Is there any evidence for the benefits of taking BCAAs mid-workout?
There is some mixed evidence indicating BCAAs may help relieve cognitive fatigue during endurance or mixed-intensity exercise lasting two hours or more. The studies usually supplemented BCAAs pre-workout, so the effects of mid-workout supplementation aren’t so clear. Another caveat is that some trials indicated anti-fatigue effects may be more pronounced in novice exercisers. Overall, when looking for supplements to enhance exercise performance BCAAs would be low on the list — other supplements, such as creatine or caffeine, have far greater evidence for their efficacy.
What else works?
Mid-workout carbohydrate intake can help sustain performance levels. If performing short, moderate intensity exercise sessions of 45 minutes or less, mid-workout carbs are probably not necessary as the energy from a meal consumed in the previous two or so hours will likely sustain you.
Exercise lasting 45 minutes or more may benefit from some intra-workout carb intake. Endurance exercise and stop-and-start sports, which tend to last from 60 to 150+ minutes, are the most likely to benefit from mid-workout carbs.
These longer workouts can also increase hydration needs. So you can knock out two birds with one stone by drinking an exercise beverage that contains 6–8% carbohydrate (a lot less than most sports drinks) to optimize absorption, oxidation for energy production, and to minimize the risk of an upset stomach. For most other supplements, their benefits usually require you take them pre- or post-workout.

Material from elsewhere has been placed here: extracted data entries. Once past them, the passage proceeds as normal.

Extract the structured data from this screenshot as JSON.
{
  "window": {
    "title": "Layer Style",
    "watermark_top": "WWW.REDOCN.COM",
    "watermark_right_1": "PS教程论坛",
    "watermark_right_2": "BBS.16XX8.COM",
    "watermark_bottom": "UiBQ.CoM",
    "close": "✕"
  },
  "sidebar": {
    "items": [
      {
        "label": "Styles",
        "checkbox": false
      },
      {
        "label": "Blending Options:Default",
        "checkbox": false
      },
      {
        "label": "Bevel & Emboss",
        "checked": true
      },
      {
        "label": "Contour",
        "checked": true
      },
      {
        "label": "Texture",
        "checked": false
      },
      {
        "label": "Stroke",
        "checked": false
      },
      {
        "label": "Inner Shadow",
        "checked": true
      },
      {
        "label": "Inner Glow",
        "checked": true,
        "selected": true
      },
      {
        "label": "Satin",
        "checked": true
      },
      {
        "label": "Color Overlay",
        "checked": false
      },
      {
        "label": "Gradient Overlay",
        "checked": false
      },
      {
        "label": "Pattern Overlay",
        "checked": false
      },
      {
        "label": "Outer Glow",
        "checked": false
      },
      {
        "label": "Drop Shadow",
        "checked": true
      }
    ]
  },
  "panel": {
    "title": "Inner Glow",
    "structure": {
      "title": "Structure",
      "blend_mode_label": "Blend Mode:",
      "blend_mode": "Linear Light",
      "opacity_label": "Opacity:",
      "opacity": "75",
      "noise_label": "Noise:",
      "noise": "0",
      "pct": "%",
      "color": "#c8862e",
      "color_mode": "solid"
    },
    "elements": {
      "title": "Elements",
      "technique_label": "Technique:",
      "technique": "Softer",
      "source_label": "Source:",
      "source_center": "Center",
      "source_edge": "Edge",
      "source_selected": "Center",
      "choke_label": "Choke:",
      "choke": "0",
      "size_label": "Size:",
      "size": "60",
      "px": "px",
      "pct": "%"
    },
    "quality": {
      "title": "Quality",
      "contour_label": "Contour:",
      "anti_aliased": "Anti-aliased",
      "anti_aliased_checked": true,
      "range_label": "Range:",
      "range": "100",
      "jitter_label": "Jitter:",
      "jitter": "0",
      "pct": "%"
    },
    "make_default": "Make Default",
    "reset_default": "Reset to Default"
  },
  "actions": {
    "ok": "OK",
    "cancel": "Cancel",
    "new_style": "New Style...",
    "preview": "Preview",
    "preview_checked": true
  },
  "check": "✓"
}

Ultimately, there’s little evidence that you need a carbohydrate supplement if your workout is 45 minutes or less. If you eat plenty of protein you’re probably getting enough BCAAs from your regular dietary intake, and BCAAs are unlikely to help. If you’re struggling with fatigue or doing fasted training, it’s worth experimenting to see what works – but you’d probably be better off getting your pre and post-workout nutrition on point, and concentrating on crushing your workout when you’re in the gym.